Sense of injustice is spreading

Macron must correct his course, Libération urges:

“Of course you can't demand that everything must change and then start moaning as soon as the first reform comes along. ... However, the measures adopted so far have spread a sense of social injustice that could come back like a boomerang this autumn when the labour law returns to the agenda. So corrections are urgently called for. Macron's predecessors know what it costs if you bungle your first summer in the Elysée. François Hollande never recovered from that. It's risky to compare yourself with Jupiter: if you fall, you plunge from a great height.”

Mozgástér (HU) /

Critical media reports unwelcome

Macron hopes to counter his loss of support with an aggressive media policy, political scientist Zoltán Kiszelly explains on blog portal Mozgástér:

“By now French journalists have grown used to the fact that he won't give any more interviews. Macron and his team only want to read positive reports about themselves. Starting with Macron's first official trip the Elysée Palace wanted to choose which journalists the editing departments sent. What's more, government spokesman Christophe Castaner called on the media not to 'weaken' the labour law reform with investigative reports. So the announcement by Macron's party La République en Marche that it is creating a media empire in which it can communicate directly with the voters fits in with this approach.”

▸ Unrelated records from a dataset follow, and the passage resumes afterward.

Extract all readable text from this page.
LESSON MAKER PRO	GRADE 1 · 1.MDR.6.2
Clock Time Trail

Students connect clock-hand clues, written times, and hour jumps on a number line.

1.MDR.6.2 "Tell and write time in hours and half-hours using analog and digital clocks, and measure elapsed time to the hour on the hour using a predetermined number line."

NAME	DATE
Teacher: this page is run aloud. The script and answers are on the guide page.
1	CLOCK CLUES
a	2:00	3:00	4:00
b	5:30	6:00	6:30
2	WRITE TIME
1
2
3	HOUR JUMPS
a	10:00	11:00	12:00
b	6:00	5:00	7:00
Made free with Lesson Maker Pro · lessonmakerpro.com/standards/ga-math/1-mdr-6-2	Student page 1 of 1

Corriere della Sera (IT) /

Too much arrogance is harmful

Corriere della Sera makes fun of Macron and the sudden plunge in his approval ratings:

“The man of divine providence who - as he himself modestly claimed - was sent by Jupiter himself to rescue France from the clutches of Marine Le Pen and the Front National, has taken the delusion of his own infallibility a little too seriously and forgotten that without the scandals that engulfed ex-prime minister Fillon the results of the presidential election would have been very different. The end of the honeymoon with the French is, as ex-president François Hollande regretfully and philosophically said, inevitable. In the case of his successor Emmanuel Macron it has come very quickly. From authority to authoritarianism: this short step has not gone unnoticed by the press, which initially sympathised with the Napoleonic demeanour of the former financial inspector who was catapulted into the Elysée Palace by a miraculous turn of events.”

Handelsblatt (DE) /

No reason to hit the brakes

The president should not be intimidated into deviating from his reform course, Handelsblatt urges:

“His two predecessors lost their reformist courage when their approval ratings in the polls began to crumble. The coming months will show whether Macron has more staying power than Sarkozy and Hollande. In August and September, when his government gets specific on the labour market reform, dissatisfaction is likely to increase. Macron was elected because a majority of the French want comprehensive reforms in the country. He must address this majority and fulfil its expectations. But to do that he must not just stick to his course but also be willing to explain more clearly what his plans consist of.”

Le Point (FR) /

Nosedive also has an upside

The significance of the poll results shouldn't be overdramatised, Le Point stresses:

“There are several possible explanations for such slumps. It can be the result of disappointment when the president doesn't do what he said he would. That was the case with Jacques Chirac in 1995 (minus 15 points). He won the elections due to a social divide that he did very little to overcome. Or such a slump can come when voters are confronted with the reality of measures they approved of when they elected the politician who championed them. ... A president who seems to care more about taking action than being popular (time will tell to what extent and for how long) is a novelty. Even if a ten-point drop in the polls can hardly be called good news, it is interesting as a test of his resolve.”

Público (PT) /

Maastricht deficit limit takes priority

Público defends the president's unpopular policies:

“Macron must make difficult political decisions, especially as regards the distribution of resources. Some, like the [former] army chief of staff Pierre de Villiers, may not understand this. Macron has decided to bring public debt below the Maastricht Treaty's three percent limit - and shown that he is willing to sacrifice some of his election promises for the sake of this 'top priority'. … Macron, however, has not only cut the military budget but also postponed the promised tax relief measures. Now it's up to him to find a long-term balance.”